Trump Let Polluters Email Their Way Out of Clean Air Law
NEWS & RESEARCH
During his second term, President Trump has granted exemptions to more than 100 fossil fuel companies, allowing them to bypass regulations limiting their toxic emissions—with companies able to request an exemption simply by emailing the EPA. The EPA has also moved to roll back 31 environmental regulations covering air and water quality, vehicle emissions, smog, and greenhouse gases. Among them are weakened restrictions on coal-burning power plants, which emit mercury, a potent neurotoxin with well-documented health consequences. In 2025, mercury emissions from coal plants rose for the first time in years. Communities living near these plants will have little recourse: the EPA has simultaneously eliminated all of its environmental justice offices, which for decades worked to protect low-income and minority communities disproportionately burdened by industrial pollution.
SOURCES: New York Times | New York Times | The Guardian | McGuireWoods | Pillsbury Law | PBS News | Eos
ANALYSIS & OPINION
Public health and environmental advocates warn that the EPA's rollbacks put communities at greater risk for heart and lung disease, cancer, asthma attacks, and premature death, with particular harm to fetuses and children from neurological toxins like mercury. They argue the administration is putting fossil fuel interests ahead of public health so that, as the Sierra Club put it, "their coal buddies can make a few more bucks." The legality of the exemptions is also in question: Trump invoked a narrow, never-before-used Clean Air Act provision that permits presidential exemptions only when compliance technology is unavailable or when an exemption serves national security interests.
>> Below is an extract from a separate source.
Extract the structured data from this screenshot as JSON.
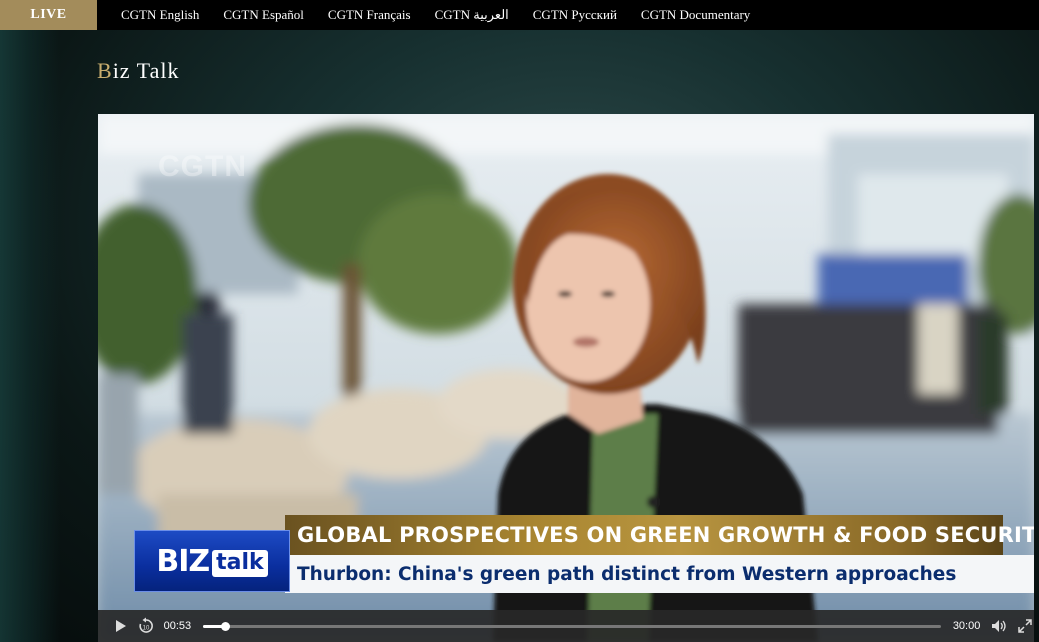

But many of the exempted plants had already been on track to meet existing standards and critics say neither justification holds up—calling the move an illegal abuse of executive power.
SOURCES: EarthJustice | Environmental Defense Fund | Natural Resources Defense Council | Sierra Club
HOW TO FIX IT
Federal action:
Pass the No Passes for Polluters Act, which would close the Clean Air Act loophole Trump exploited to exempt industrial polluters—stripping future presidents of the power to grant such exemptions unilaterally and requiring two-thirds congressional approval instead.
Sen. Sheldon Whitehouse launched an investigation into 17 coal companies that received presidential exemptions from Clean Air Act mercury rules, demanding documents and answers about whether the exemptions were granted on legitimate statutory grounds or as political favors to industry. Whitehouse cannot compel compliance—but the investigation can generate a public record.
Litigation:
Air Alliance Houston et al. v. Trump: Environmental groups sued the administration over its decision to exempt coal-fired power plants from the pollution limits set in the 2024 Mercury and Air Toxics Standards (MATS). The suit accused Trump of misusing the Clean Air Act, saying he failed to demonstrate that the emissions rule would force the plants to close down, or that their closure would pose a national security threat.
Air Alliance Houston et al. v. EPA: The same coalition also challenged the EPA’s later repeal of MATS, saying that the repeal “violates the Clean Air Act, ignores the scientific record, and abandons safeguards that protect communities living near coal plants.”
TEJAS v. Trump: Environmental groups also challenged Trump's decision to exempt 50 chemical manufacturers from the Hazardous Organic National Emission Standards (HON Rule), which limits exposure to carcinogens and toxins released in the production of plastics, rubber, and fuel additives.
American Public Health Association, et al. v. EPA: Another coalition challenged the administration's rescission of the Endangerment Finding, which was the agency’s formal determination that greenhouse gases endanger public health and which gave the EPA the legal foundation to regulate emissions. The suit argues that the EPA revoked the finding without evaluating the evidence or offering any scientific rebuttal.
EDF v. EPA: The Environmental Defense Fund filed a Freedom of Information Act (FOIA) request—a legal mechanism that compels federal agencies to disclose public records—seeking the full administrative paper trail of the exemptions-by-email program. When EPA missed its legal deadline to respond, EDF sued to force disclosure. Records obtained through the litigation now power the EDF's Pollution Pass Map, tracking more than 500 facilities invited to seek exemptions. The Center for Biological Diversity also filed a similar case.